Jazz chops, hang-ups, and assholes
In search of the Village Voice classified ad that gave rise to Steely Dan
One afternoon last spring, while poring over an issue of the Village Voice that was more than a half century old, I came across a classified ad that struck me as a premise straight out of the Becker-Fagen songbook.
“Un-discovered, un-established, talented sculptor enjoys Provincetown and the inspiring Cape Cod beaches in winter—only it gets too inspiring and too lonely,” read the small black type. “Need a chick that don’t talk too much, that needs the winter seascape, that will sit for my next work, to come along. Weekends mostly.”

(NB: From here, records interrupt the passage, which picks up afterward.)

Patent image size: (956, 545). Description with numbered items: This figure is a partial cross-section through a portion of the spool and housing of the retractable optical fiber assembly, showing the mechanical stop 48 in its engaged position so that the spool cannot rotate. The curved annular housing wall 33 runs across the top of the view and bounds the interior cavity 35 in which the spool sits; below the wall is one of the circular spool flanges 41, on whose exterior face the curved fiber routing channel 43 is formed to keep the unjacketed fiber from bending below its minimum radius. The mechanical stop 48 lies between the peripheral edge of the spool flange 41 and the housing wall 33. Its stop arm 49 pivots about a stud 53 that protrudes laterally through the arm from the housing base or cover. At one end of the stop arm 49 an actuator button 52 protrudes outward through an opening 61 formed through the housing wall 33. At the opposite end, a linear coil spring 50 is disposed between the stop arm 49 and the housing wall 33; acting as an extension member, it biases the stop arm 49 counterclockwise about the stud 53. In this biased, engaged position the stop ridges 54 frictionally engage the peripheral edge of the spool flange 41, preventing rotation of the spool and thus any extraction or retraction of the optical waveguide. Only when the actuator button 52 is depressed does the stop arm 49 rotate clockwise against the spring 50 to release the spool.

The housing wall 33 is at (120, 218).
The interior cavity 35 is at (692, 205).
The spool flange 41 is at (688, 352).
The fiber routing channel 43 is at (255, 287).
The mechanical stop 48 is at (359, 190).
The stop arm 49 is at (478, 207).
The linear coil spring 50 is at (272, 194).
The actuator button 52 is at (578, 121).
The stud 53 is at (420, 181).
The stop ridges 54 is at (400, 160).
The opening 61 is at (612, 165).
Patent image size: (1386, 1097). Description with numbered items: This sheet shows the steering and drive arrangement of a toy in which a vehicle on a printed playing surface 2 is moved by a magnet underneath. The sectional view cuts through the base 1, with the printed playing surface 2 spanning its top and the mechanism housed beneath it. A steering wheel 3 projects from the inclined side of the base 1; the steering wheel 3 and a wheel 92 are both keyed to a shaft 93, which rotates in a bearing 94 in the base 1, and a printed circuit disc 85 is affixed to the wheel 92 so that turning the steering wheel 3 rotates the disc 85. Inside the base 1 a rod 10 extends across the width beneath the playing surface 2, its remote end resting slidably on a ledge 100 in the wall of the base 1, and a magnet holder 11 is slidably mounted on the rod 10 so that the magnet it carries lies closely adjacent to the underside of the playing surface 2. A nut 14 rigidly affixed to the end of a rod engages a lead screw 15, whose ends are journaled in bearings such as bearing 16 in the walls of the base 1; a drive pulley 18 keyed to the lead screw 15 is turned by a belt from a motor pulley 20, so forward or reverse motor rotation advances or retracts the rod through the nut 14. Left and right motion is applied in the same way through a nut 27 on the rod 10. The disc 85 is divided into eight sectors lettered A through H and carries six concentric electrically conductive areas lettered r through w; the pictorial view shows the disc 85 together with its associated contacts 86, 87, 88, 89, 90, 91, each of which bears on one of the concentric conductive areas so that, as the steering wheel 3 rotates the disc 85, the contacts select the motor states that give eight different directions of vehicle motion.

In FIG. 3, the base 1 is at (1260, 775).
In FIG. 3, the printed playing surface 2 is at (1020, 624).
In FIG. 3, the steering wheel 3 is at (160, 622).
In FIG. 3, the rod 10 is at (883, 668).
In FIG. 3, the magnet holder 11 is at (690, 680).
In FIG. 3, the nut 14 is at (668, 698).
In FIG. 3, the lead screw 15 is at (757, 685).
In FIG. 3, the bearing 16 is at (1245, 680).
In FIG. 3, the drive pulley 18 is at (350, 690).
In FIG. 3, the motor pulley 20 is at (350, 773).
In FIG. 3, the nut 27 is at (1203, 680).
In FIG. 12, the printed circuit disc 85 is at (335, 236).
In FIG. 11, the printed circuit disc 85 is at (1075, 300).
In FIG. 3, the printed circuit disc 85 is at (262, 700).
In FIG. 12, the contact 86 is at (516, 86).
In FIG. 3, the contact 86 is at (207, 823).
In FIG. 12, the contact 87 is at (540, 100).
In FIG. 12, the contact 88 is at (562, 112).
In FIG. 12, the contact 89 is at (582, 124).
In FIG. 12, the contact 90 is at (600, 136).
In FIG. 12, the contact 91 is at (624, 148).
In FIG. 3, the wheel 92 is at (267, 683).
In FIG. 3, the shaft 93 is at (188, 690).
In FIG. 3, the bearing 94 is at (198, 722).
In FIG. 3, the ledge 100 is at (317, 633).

Such amusingly icky scenarios, and the characters who dwell within them, were Steely Dan’s bailiwick. This one might have been right at home on Two Against Nature, whose Dean & DeLuca mug runneth over with sharply drawn portraits of romantically ineffectual egotists.
The creepy Cape Cod sculptor was a welcome distraction. For the better part of two days, I’d been tediously combing through the archives of New York City’s pioneering alternative weekly newspaper in pursuit of what increasingly seemed like a classic rock white whale: the 50-plus-year-old classified ad that had become a cornerstone of the creation myth of Steely Dan.
In the sometimes shadowy annals of the Dan, the Village Voice advertisement is considered a kind of sacred foundational text. So why, I wondered, had no one outside the group ever laid eyes on it?